For a first-time create, nixos-container create is atomic: if the build fails, no container record is left to clean up. A separate prebuild would just duplicate the eval, so it's skipped. Sequence: create --flake meta#<name> → write nspawn flags → systemctl daemon-reload → start.

Prebuild attr path

nix build does not auto-resolve meta#<name> against nixosConfigurations the way nixos-container does internally. The explicit attr path <flake-root>#nixosConfigurations.<name>.config.system.build.toplevel is required; using the bare meta#<name> ref would make nix look in packages, legacyPackages, or the flake root directly — none of which exist in the rendered meta flake.

Host-level resource + performance options

A handful of services.hyperhive.c0re.* options tune container resource limits, build parallelism, and first-spawn latency.

Build slots

buildSlots (default 1) sets how many nix-heavy job-queue nodes (prebuilds, profile swaps, first-spawn creates, meta lock bumps) run concurrently. The default serializes all heavy nix work like the pre-DAG rebuild queue did; raise it on hosts with the cores/RAM to build several agent toplevels at once. Per-agent correctness is independent of the count — each agent's container-affecting ops serialize on its lifecycle lease regardless.

Container resource limits

agentCpuQuota and agentMemoryMax map directly to systemd CPUQuota= and MemoryMax=. hive-c0re writes a container@h-<name>.service.d/ drop-in file on each spawn and rebuild, so changes take effect on the next lifecycle op without requiring a host rebuild.

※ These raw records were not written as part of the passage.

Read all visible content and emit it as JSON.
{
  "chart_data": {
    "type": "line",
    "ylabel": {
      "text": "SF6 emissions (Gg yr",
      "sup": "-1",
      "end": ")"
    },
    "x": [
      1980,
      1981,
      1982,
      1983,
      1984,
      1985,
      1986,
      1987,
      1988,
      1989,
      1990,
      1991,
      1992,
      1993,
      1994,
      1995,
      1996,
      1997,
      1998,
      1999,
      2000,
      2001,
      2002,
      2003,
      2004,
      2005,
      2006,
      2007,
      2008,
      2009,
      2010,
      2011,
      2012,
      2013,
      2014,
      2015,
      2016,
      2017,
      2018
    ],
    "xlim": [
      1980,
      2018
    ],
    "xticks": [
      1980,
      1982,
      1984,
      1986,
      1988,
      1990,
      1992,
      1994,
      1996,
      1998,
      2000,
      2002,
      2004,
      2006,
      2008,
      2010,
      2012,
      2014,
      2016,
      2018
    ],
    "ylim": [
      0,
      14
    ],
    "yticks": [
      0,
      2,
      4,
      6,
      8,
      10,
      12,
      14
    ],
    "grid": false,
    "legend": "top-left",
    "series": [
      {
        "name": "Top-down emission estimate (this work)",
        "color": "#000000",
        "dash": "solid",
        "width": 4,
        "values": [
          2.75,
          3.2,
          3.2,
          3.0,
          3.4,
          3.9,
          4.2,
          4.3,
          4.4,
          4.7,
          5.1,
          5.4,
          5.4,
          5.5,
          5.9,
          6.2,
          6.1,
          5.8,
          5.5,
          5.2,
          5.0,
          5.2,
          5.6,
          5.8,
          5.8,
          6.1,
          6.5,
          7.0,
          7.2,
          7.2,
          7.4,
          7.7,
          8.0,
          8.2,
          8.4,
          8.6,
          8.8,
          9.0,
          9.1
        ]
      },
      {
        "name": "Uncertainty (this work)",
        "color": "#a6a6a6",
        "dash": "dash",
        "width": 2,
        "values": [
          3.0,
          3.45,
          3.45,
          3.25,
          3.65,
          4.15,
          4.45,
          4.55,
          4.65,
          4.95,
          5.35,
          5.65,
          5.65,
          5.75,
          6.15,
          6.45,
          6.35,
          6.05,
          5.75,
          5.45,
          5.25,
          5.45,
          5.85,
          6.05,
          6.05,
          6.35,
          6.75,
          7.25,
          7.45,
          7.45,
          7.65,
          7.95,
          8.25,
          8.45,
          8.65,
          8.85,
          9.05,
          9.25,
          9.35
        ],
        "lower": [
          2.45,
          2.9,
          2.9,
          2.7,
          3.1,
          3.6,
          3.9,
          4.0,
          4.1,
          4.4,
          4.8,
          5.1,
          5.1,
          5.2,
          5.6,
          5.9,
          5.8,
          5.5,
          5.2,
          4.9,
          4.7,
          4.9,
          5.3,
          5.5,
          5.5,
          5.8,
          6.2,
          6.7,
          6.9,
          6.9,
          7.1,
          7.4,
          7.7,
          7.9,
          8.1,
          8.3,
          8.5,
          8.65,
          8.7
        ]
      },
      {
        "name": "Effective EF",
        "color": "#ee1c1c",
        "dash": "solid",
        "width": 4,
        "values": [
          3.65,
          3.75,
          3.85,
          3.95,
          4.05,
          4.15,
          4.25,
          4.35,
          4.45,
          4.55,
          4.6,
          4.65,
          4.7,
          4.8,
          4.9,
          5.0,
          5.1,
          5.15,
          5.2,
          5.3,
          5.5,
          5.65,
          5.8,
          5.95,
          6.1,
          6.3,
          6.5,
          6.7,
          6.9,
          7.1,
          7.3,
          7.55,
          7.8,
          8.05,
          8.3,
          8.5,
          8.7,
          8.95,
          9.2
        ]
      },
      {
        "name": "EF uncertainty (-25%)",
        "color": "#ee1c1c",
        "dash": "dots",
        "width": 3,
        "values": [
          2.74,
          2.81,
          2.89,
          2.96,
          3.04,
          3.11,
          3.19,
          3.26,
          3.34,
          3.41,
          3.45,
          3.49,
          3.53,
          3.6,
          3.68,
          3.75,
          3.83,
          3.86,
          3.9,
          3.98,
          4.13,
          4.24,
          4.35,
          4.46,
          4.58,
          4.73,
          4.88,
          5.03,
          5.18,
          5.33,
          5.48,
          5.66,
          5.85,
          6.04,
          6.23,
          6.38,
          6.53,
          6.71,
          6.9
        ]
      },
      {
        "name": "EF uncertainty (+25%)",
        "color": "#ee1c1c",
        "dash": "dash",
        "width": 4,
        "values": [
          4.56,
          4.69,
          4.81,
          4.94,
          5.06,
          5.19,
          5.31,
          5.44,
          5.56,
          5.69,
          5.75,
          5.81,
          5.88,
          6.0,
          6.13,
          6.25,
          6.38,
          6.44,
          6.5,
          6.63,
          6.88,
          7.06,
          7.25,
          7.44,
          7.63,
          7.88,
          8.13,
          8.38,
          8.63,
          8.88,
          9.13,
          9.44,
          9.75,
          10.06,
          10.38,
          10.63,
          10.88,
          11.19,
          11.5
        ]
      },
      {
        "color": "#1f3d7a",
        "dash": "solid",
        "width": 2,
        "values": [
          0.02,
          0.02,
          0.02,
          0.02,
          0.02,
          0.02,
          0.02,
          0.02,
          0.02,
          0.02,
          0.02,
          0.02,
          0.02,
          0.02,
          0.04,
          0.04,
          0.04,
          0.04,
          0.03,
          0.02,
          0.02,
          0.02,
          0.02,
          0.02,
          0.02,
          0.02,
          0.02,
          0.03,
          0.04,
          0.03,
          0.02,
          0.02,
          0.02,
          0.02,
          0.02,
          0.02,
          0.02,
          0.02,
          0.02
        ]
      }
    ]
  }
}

Option	Default	Description
`services.hyperhive.c0re.agentCpuQuota`	`"200%"`	CPU cap per agent, as a percentage of one core (`"200%"` = 2 cores). Raise if agents hit CPU limits during builds or heavy tool use.
`services.hyperhive.c0re.agentMemoryMax`	`"4G"`	Memory cap per agent. Raise for agents that run large nix builds or hold big in-memory data.

For a hive-wide cap across all containers together, set systemd.slices.machine.serviceConfig.CPUQuota in your NixOS config — all nspawn containers live in machine.slice.

Pre-building agent templates

preBuildAgentTemplates (default false) causes the host NixOS build to pre-fetch the per-container system closures (agent-base + manager toplevels) into /nix/store, instead of leaving that work to the first nixos-container start. The trade-off:

On (recommended for x86_64 hosts that care about first-spawn latency): the first nixos-container start for any new agent completes in seconds because nothing is left to fetch. Cost: the full nixpkgs runtime closure + claude-code + the harness binary are added to the host system closure (low single-digit GB additional).
Off (default): the host closure stays lean; the first spawn does all the eval + fetch work at runtime (can take several minutes on a fresh store).

Note: toplevels are pinned to x86_64-linux. Enabling on an aarch64 host forces a cross-compilation or remote-builder build, which is almost never desired. Leave off on non-x86 hosts.